Small stellated dodecahedron
In geometry, the small stellated dodecahedron is a Kepler-Poinsot polyhedron, named by Arthur Cayley, and with Schläfli symbol {5⁄2,5}. It is one of four nonconvex regular polyhedra. It is composed of 12 pentagrammic faces, with five pentagrams meeting at each vertex.

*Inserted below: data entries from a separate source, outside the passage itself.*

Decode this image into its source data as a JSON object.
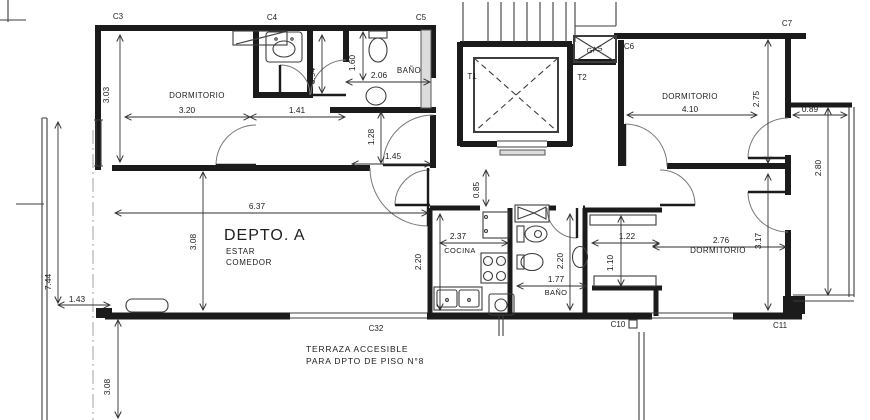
{
  "plan": {
    "colors": {
      "ink": "#1b1b1b",
      "thin": "#3d3d3d",
      "dim": "#2f2f2f",
      "bg": "#ffffff",
      "gray": "#dcdcdc"
    },
    "apartment_title": "DEPTO. A",
    "labels": [
      {
        "id": "room-dormitorio-1",
        "text": "DORMITORIO",
        "x": 197,
        "y": 98,
        "size": 8,
        "ls": 0.4
      },
      {
        "id": "room-banio-1",
        "text": "BAÑO",
        "x": 409,
        "y": 73,
        "size": 8,
        "ls": 0.4
      },
      {
        "id": "room-dormitorio-2",
        "text": "DORMITORIO",
        "x": 690,
        "y": 99,
        "size": 8,
        "ls": 0.4
      },
      {
        "id": "apartment-title",
        "text": "DEPTO. A",
        "x": 224,
        "y": 240,
        "size": 16,
        "anchor": "start",
        "ls": 1
      },
      {
        "id": "room-estar",
        "text": "ESTAR",
        "x": 226,
        "y": 254,
        "size": 8,
        "anchor": "start",
        "ls": 0.6
      },
      {
        "id": "room-comedor",
        "text": "COMEDOR",
        "x": 226,
        "y": 265,
        "size": 8,
        "anchor": "start",
        "ls": 0.6
      },
      {
        "id": "room-cocina",
        "text": "COCINA",
        "x": 460,
        "y": 253,
        "size": 7.5,
        "ls": 0.4
      },
      {
        "id": "room-banio-2",
        "text": "BAÑO",
        "x": 556,
        "y": 295,
        "size": 7.5,
        "ls": 0.4
      },
      {
        "id": "room-dormitorio-3",
        "text": "DORMITORIO",
        "x": 718,
        "y": 253,
        "size": 8,
        "ls": 0.4
      },
      {
        "id": "terrace-note-line-1",
        "text": "TERRAZA ACCESIBLE",
        "x": 306,
        "y": 352,
        "size": 8.5,
        "anchor": "start",
        "ls": 0.8
      },
      {
        "id": "terrace-note-line-2",
        "text": "PARA DPTO DE PISO N°8",
        "x": 306,
        "y": 364,
        "size": 8.5,
        "anchor": "start",
        "ls": 0.8
      },
      {
        "id": "ref-c3",
        "text": "C3",
        "x": 118,
        "y": 19,
        "size": 8
      },
      {
        "id": "ref-c4",
        "text": "C4",
        "x": 272,
        "y": 20,
        "size": 8
      },
      {
        "id": "ref-c5",
        "text": "C5",
        "x": 421,
        "y": 20,
        "size": 8
      },
      {
        "id": "ref-c6",
        "text": "C6",
        "x": 629,
        "y": 49,
        "size": 8
      },
      {
        "id": "ref-c7",
        "text": "C7",
        "x": 787,
        "y": 26,
        "size": 8
      },
      {
        "id": "ref-c8",
        "text": "C8",
        "x": 101,
        "y": 318,
        "size": 8
      },
      {
        "id": "ref-c32",
        "text": "C32",
        "x": 376,
        "y": 331,
        "size": 8
      },
      {
        "id": "ref-c10",
        "text": "C10",
        "x": 618,
        "y": 327,
        "size": 8
      },
      {
        "id": "ref-c11",
        "text": "C11",
        "x": 780,
        "y": 328,
        "size": 8
      },
      {
        "id": "ref-t1",
        "text": "T1",
        "x": 472,
        "y": 79,
        "size": 8
      },
      {
        "id": "ref-t2",
        "text": "T2",
        "x": 582,
        "y": 80,
        "size": 8
      },
      {
        "id": "ref-gas",
        "text": "GAS",
        "x": 595,
        "y": 52,
        "size": 7.5,
        "rot": -12
      },
      {
        "id": "dim-3-03",
        "text": "3.03",
        "x": 109,
        "y": 95,
        "rot": -90
      },
      {
        "id": "dim-3-20",
        "text": "3.20",
        "x": 187,
        "y": 113
      },
      {
        "id": "dim-1-41",
        "text": "1.41",
        "x": 297,
        "y": 113
      },
      {
        "id": "dim-0-94",
        "text": "0.94",
        "x": 315,
        "y": 76,
        "rot": -90
      },
      {
        "id": "dim-1-60",
        "text": "1.60",
        "x": 355,
        "y": 63,
        "rot": -90
      },
      {
        "id": "dim-2-06",
        "text": "2.06",
        "x": 379,
        "y": 78
      },
      {
        "id": "dim-1-28",
        "text": "1.28",
        "x": 374,
        "y": 137,
        "rot": -90
      },
      {
        "id": "dim-1-45",
        "text": "1.45",
        "x": 393,
        "y": 159
      },
      {
        "id": "dim-0-85",
        "text": "0.85",
        "x": 479,
        "y": 190,
        "rot": -90
      },
      {
        "id": "dim-6-37",
        "text": "6.37",
        "x": 257,
        "y": 209
      },
      {
        "id": "dim-3-08-estar",
        "text": "3.08",
        "x": 196,
        "y": 242,
        "rot": -90
      },
      {
        "id": "dim-4-10",
        "text": "4.10",
        "x": 690,
        "y": 112
      },
      {
        "id": "dim-2-75",
        "text": "2.75",
        "x": 759,
        "y": 99,
        "rot": -90
      },
      {
        "id": "dim-0-89",
        "text": "0.89",
        "x": 810,
        "y": 112
      },
      {
        "id": "dim-2-80",
        "text": "2.80",
        "x": 821,
        "y": 168,
        "rot": -90
      },
      {
        "id": "dim-2-37",
        "text": "2.37",
        "x": 458,
        "y": 239
      },
      {
        "id": "dim-2-20-cocina",
        "text": "2.20",
        "x": 421,
        "y": 262,
        "rot": -90
      },
      {
        "id": "dim-1-77",
        "text": "1.77",
        "x": 556,
        "y": 282
      },
      {
        "id": "dim-2-20-banio",
        "text": "2.20",
        "x": 563,
        "y": 261,
        "rot": -90
      },
      {
        "id": "dim-1-22",
        "text": "1.22",
        "x": 627,
        "y": 239
      },
      {
        "id": "dim-1-10",
        "text": "1.10",
        "x": 613,
        "y": 263,
        "rot": -90
      },
      {
        "id": "dim-2-76",
        "text": "2.76",
        "x": 721,
        "y": 243
      },
      {
        "id": "dim-3-17",
        "text": "3.17",
        "x": 761,
        "y": 241,
        "rot": -90
      },
      {
        "id": "dim-7-44",
        "text": "7.44",
        "x": 51,
        "y": 282,
        "rot": -90
      },
      {
        "id": "dim-1-43",
        "text": "1.43",
        "x": 77,
        "y": 302
      },
      {
        "id": "dim-3-08-terraza",
        "text": "3.08",
        "x": 110,
        "y": 387,
        "rot": -90
      }
    ]
  }
}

| Small stellated dodecahedron | |
|---|---|
| Type | Kepler–Poinsot polyhedron |
| Stellation core | regular dodecahedron |
| Elements | F = 12, E = 30 V = 12 (χ = -6) |
| Faces by sides | 12 5 |
| Schläfli symbol | {5⁄2,5} |
| Face configuration | V(55)/2 |
| Wythoff symbol | 5 | 2 5⁄2 |
| Coxeter diagram | |
| Symmetry group | Ih, H3, [5,3], (*532) |
| References | U34, C43, W20 |
| Properties | Regular nonconvex |
(5⁄2)5 (Vertex figure) |
Great dodecahedron (dual polyhedron) |
It shares the same vertex arrangement as the convex regular icosahedron. It also shares the same edge arrangement with the great icosahedron, with which it forms a degenerate uniform compound figure.
It is the second of four stellations of the dodecahedron (including the original dodecahedron itself).
The small stellated dodecahedron can be constructed analogously to the pentagram, its two-dimensional analogue, via the extension of the edges (1-faces) of the core polytope until a point is reached where they intersect.